= Wukchumni =

Tribe of Yokuts indigenous people of California

The Wukchumni (/wʌkˈtʃʌmni/) are a Yokuts tribe of California with about 200 members, residing on the Tule River Reservation. 3000 years ago, they broke off from the main Yokuts group and settled in the region of the east fork of the Kaweah River.

==History==
Approximately 3000 years ago, the Wukchumni permanently settled in the East Fork Kaweah River. During the summer they occupied villages in the Atwell Mill area as well as the floor of Mineral King Valley. For food, they gathered bulbs, berries, and acorns and hunted bear, deer, and mountain sheep. They went to Hockett Meadow and White Chief Bowl in Sequoia National Park to hunt and trade with the neighboring Paiute people.

==Population==
It was estimated before European contact the Yokut population reached 50,000, but today, there are less than 200 self-identified Wukchumni people alive. Some members of the Tule River Reservation are of Wukchumni heritage; however, majority of Wukchumni descendants are not federally recognized. One of the most famous members of today's Wukchumni society was Marie Wilcox, the author of the Wukchumni dictionary, and the last native speaker of the language.

==Language==

The Wukchumni spoke traditionally a dialect of the Tule-Kaweah Yokuts language, also called Wukchumni.

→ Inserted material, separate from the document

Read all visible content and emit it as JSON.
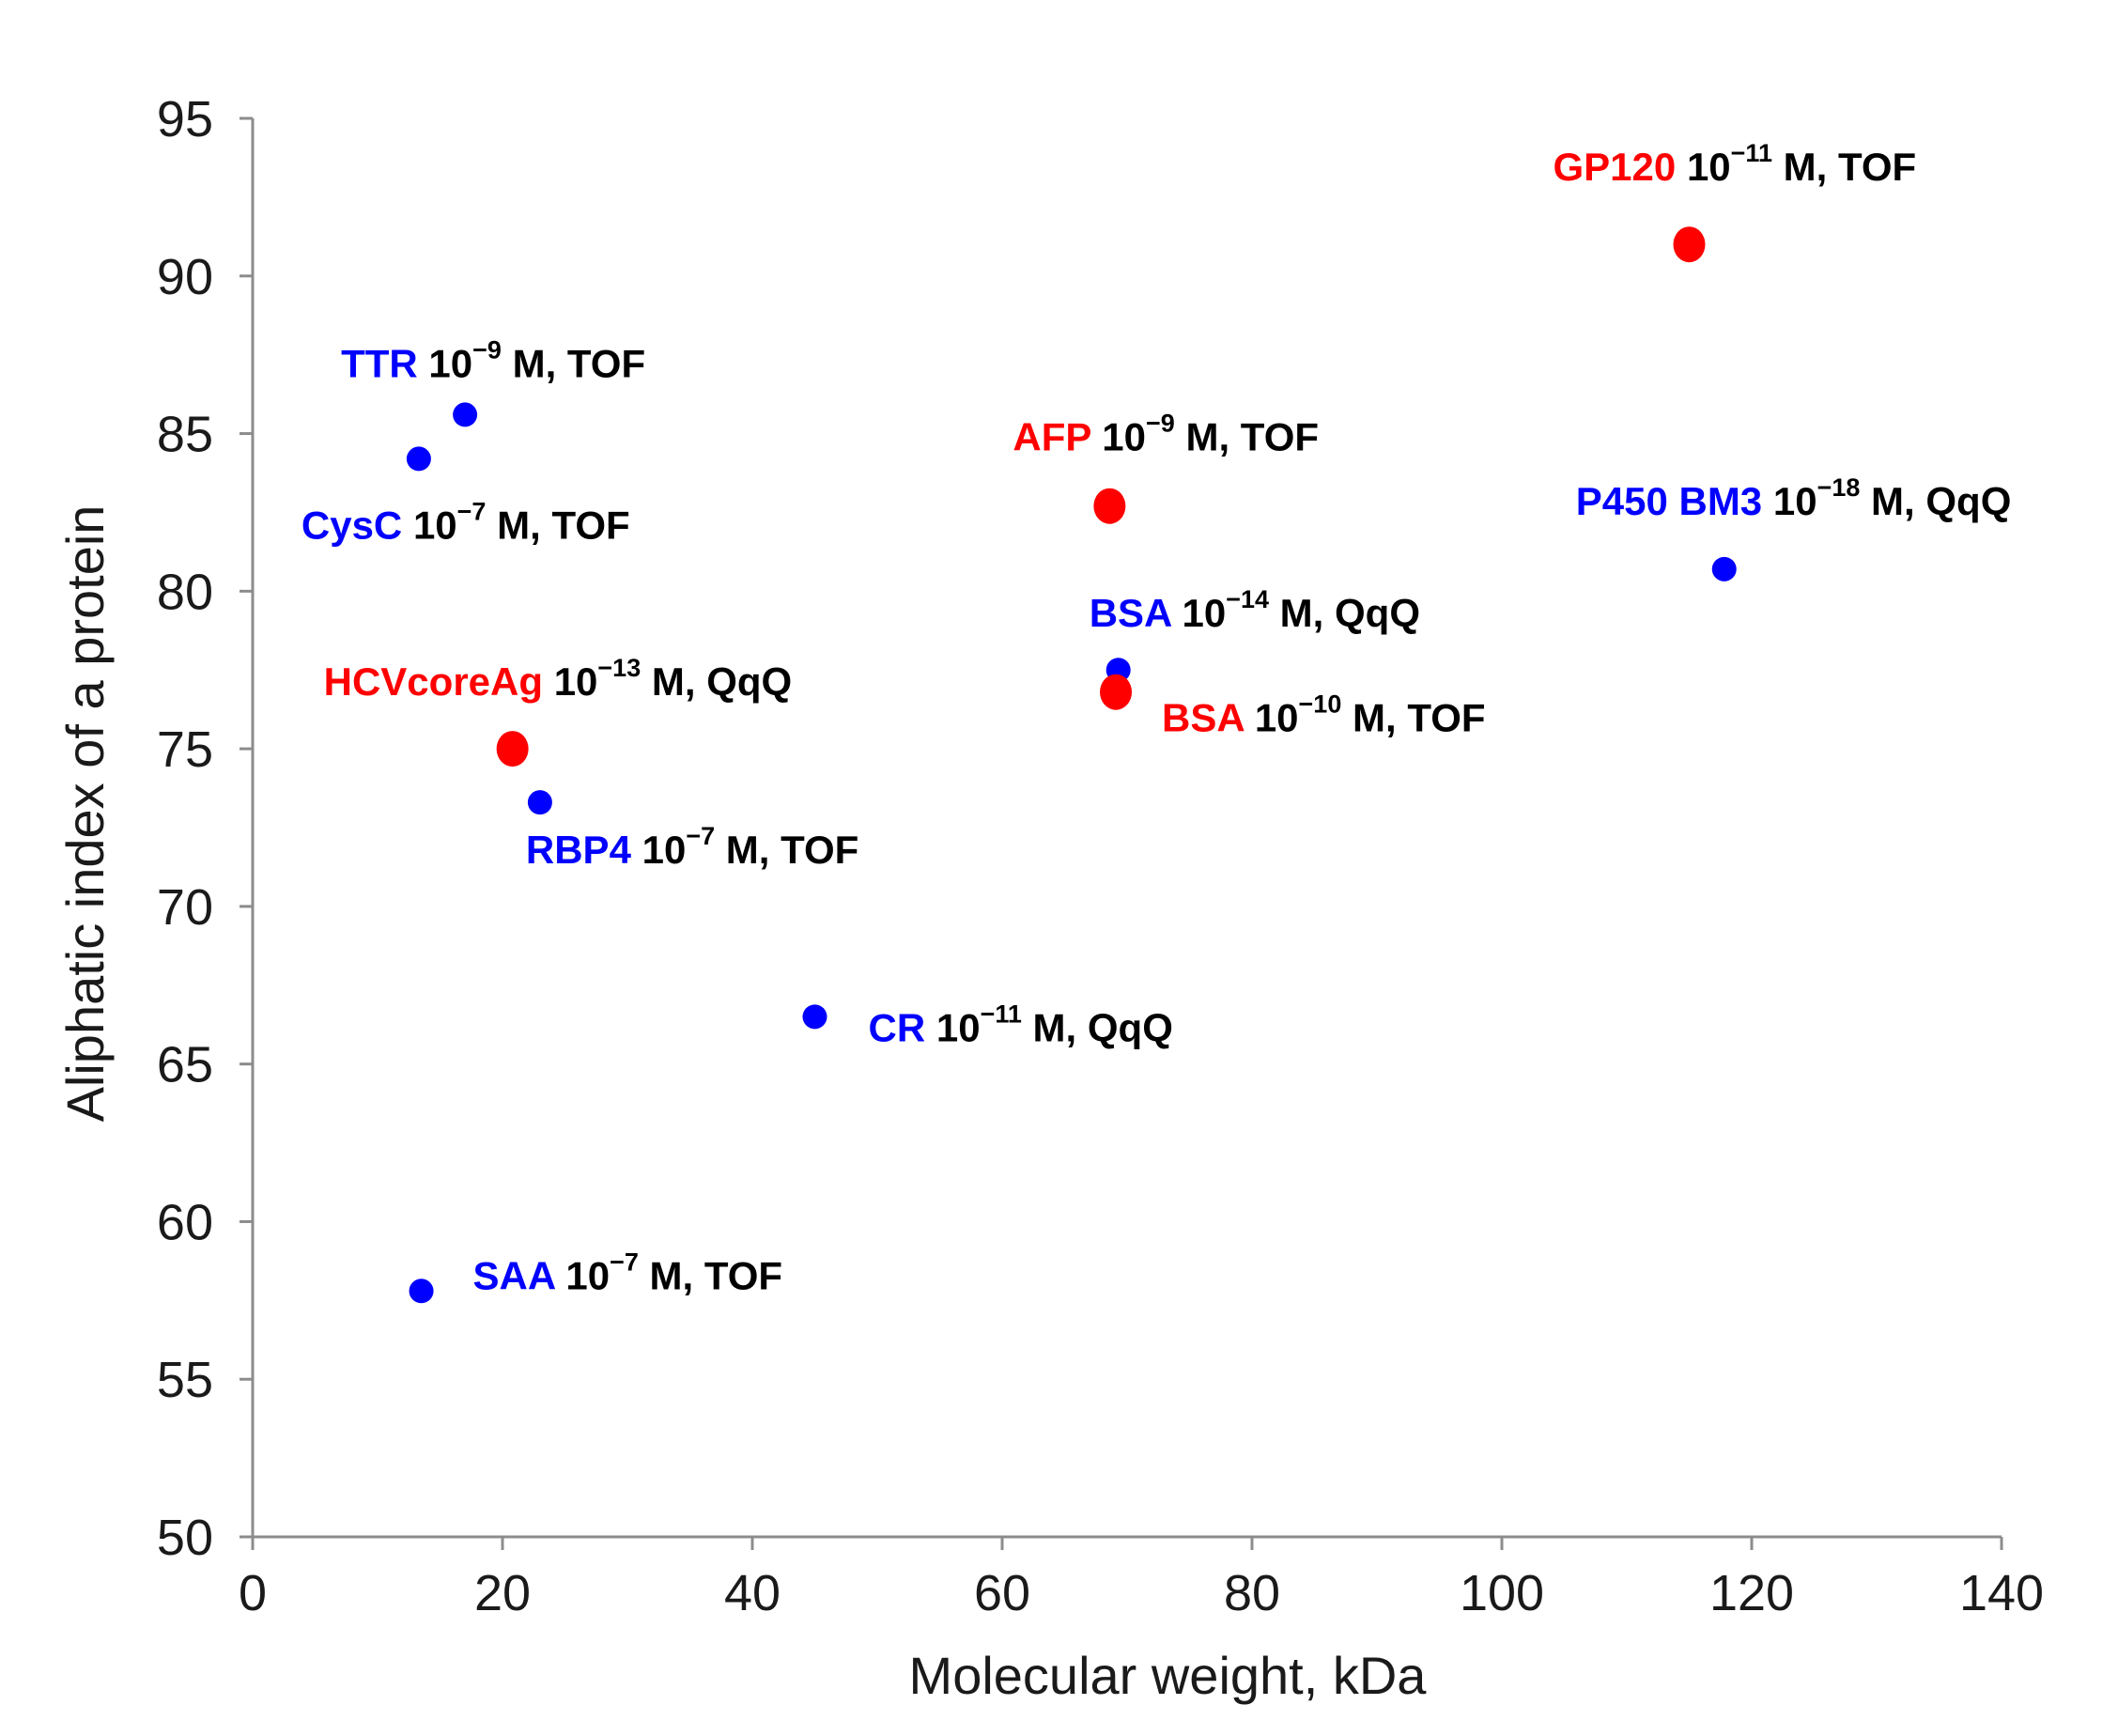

Marie Wilcox, born 1933, was the last native speaker of Wukchumni. In the early 2000s, she and her daughter Jennifer Malone aimed to create a Wukchumni dictionary. She also worked on an audio dictionary with the aid of her grandson. Wilcox said that her grandparents taught her the language, but when her grandmother died, she had temporarily abandoned the Wukchumni language. When she realized that young tribal members were taking an interest in learning, she worked to make a lexical dictionary. Wilcox and her daughter taught weekly classes around Tulare County. Wilcox was the only fluent speaker of Wukchumni in 2014. She died October 7, 2021.

Due to her efforts, at least three people are fluent in the language as of 2021, and her great-great-grandson is being raised to speak it from birth.